В душе Даши шевельнулась благодарность, — председатель давал Глебу передышку.
К сцене вышел и остановился у ступенек новый свидетель — в заношенной, красноватой от пятен ржавчины куртке, в запыленных сандалиях; на ходу он почесывал высоко подстриженный, бледный затылок.
— Здравствуйте, Виноградов! — Председатель кивнул ему. — Поднимайтесь-ка сюда, к нам.
— Здравия желаю, Иван Евменьевич! — открыто и радостно поздоровался новый свидетель. — Поправились — это замечательно! Болеть — это последнее дело. И вам, Антонина Николаевна, — наше почтение! Спасибо за наших детей, что учите их.
Последние слова относились к третьему члену суда — миловидной женщине в батистовой белой кофточке с черным узеньким бантиком на воротничке. Она покраснела и покачала укоризненно головой.
— Рассказывайте, — сказал председатель. — Вы знаете Голованова Глеба, давно знаете?

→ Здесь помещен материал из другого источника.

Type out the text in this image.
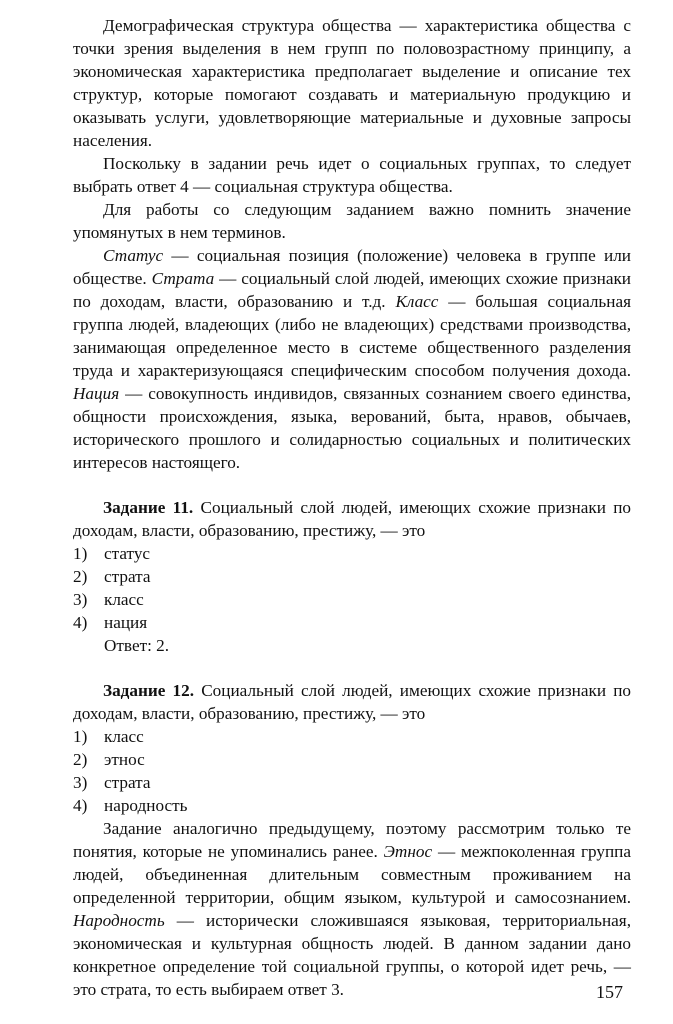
Демографическая структура общества — характеристика общества с точки зрения выделения в нем групп по половозрастному принципу, а экономическая характеристика предполагает выделение и описание тех структур, которые помогают создавать и материальную продукцию и оказывать услуги, удовлетворяющие материальные и духовные запросы населения.

Поскольку в задании речь идет о социальных группах, то следует выбрать ответ 4 — социальная структура общества.

Для работы со следующим заданием важно помнить значение упомянутых в нем терминов.

Статус — социальная позиция (положение) человека в группе или обществе. Страта — социальный слой людей, имеющих схожие признаки по доходам, власти, образованию и т.д. Класс — большая социальная группа людей, владеющих (либо не владеющих) средствами производства, занимающая определенное место в системе общественного разделения труда и характеризующаяся специфическим способом получения дохода. Нация — совокупность индивидов, связанных сознанием своего единства, общности происхождения, языка, верований, быта, нравов, обычаев, исторического прошлого и солидарностью социальных и политических интересов настоящего.

Задание 11. Социальный слой людей, имеющих схожие признаки по доходам, власти, образованию, престижу, — это

1) статус
2) страта
3) класс
4) нация
Ответ: 2.

Задание 12. Социальный слой людей, имеющих схожие признаки по доходам, власти, образованию, престижу, — это

1) класс
2) этнос
3) страта
4) народность

Задание аналогично предыдущему, поэтому рассмотрим только те понятия, которые не упоминались ранее. Этнос — межпоколенная группа людей, объединенная длительным совместным проживанием на определенной территории, общим языком, культурой и самосознанием. Народность — исторически сложившаяся языковая, территориальная, экономическая и культурная общность людей. В данном задании дано конкретное определение той социальной группы, о которой идет речь, — это страта, то есть выбираем ответ 3.	157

И свидетель, которого звали Виноградовым, так же радостно, со смешком, стал отвечать, полный благодушной готовности... Слесарь ЖЭКа Виноградов пришел на суд прямо с работы, хорошо сегодня, чисто, со вкусом выполненной; его только что в квартире у достойных людей, где он ставил новые батареи отопления, попотчевали в знак благодарности чаркой, и он находился в том прекрасном согласии с самим собой и со всем миром, которое, в свою очередь, подобно благодарности.